The top-ranking Democrat on the Senate Homeland Security and Governmental Affairs Committee, Sen. Claire McCaskill, is also asking FEMA for more details on the matter, she told BuzzFeed News via a spokesperson.
McCaskill had previously asked FEMA for more information about the agency's role in the Whitefish Energy contract, and about its payment process for contractors.
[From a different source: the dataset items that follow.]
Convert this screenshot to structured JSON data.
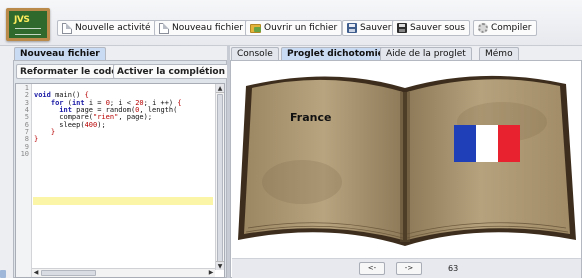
{
  "toolbar": {
    "logo_text": "JVS",
    "buttons": [
      {
        "label": "Nouvelle activité",
        "icon": "new-document-icon"
      },
      {
        "label": "Nouveau fichier",
        "icon": "new-file-icon"
      },
      {
        "label": "Ouvrir un fichier",
        "icon": "open-folder-icon"
      },
      {
        "label": "Sauver",
        "icon": "save-disk-icon"
      },
      {
        "label": "Sauver sous",
        "icon": "save-as-disk-icon"
      },
      {
        "label": "Compiler",
        "icon": "gear-icon"
      }
    ]
  },
  "left_panel": {
    "tab": "Nouveau fichier",
    "reformat_button": "Reformater le code",
    "completion_button": "Activer la complétion",
    "line_numbers": [
      "1",
      "2",
      "3",
      "4",
      "5",
      "6",
      "7",
      "8",
      "9",
      "10"
    ],
    "code_lines": [
      "",
      "void main() {",
      "    for (int i = 0; i < 20; i ++) {",
      "      int page = random(0, length(",
      "      compare(\"rien\", page);",
      "      sleep(400);",
      "    }",
      "}",
      "",
      ""
    ]
  },
  "right_panel": {
    "tabs": [
      "Console",
      "Proglet dichotomie",
      "Aide de la proglet",
      "Mémo"
    ],
    "active_tab": "Proglet dichotomie",
    "book_page_text": "France",
    "flag_colors": [
      "#1f3fb8",
      "#ffffff",
      "#e8232f"
    ],
    "prev_button": "<-",
    "next_button": "->",
    "page_number": "63"
  }
}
Burke, in her statement, said FEMA awarded a new contract to a different company for 475,000 blue tarps, and that the first delivery of those arrived on the island on Nov. 24. She said FEMA has distributed 110,519 tarps to hurricane survivors so far, and that the US Army Corps. of Engineers has installed 13,600 blue roofs.
This latest story is, for some, just another example of the issues that have plagued the recovery process on several fronts.
"It's not like FEMA is on top of its game. The issue is not just an issue with local government; obviously FEMA has its problems as well," Edwin Meléndez, director of the Center for Puerto Rican Studies at Hunter College, told BuzzFeed News.
"The contracting issue came up with the food and now with the tarps," he added, referring to a conflict between celebrity chef José Andrés and FEMA over food contracts. "I think the federal response and FEMA specifically has been erratic."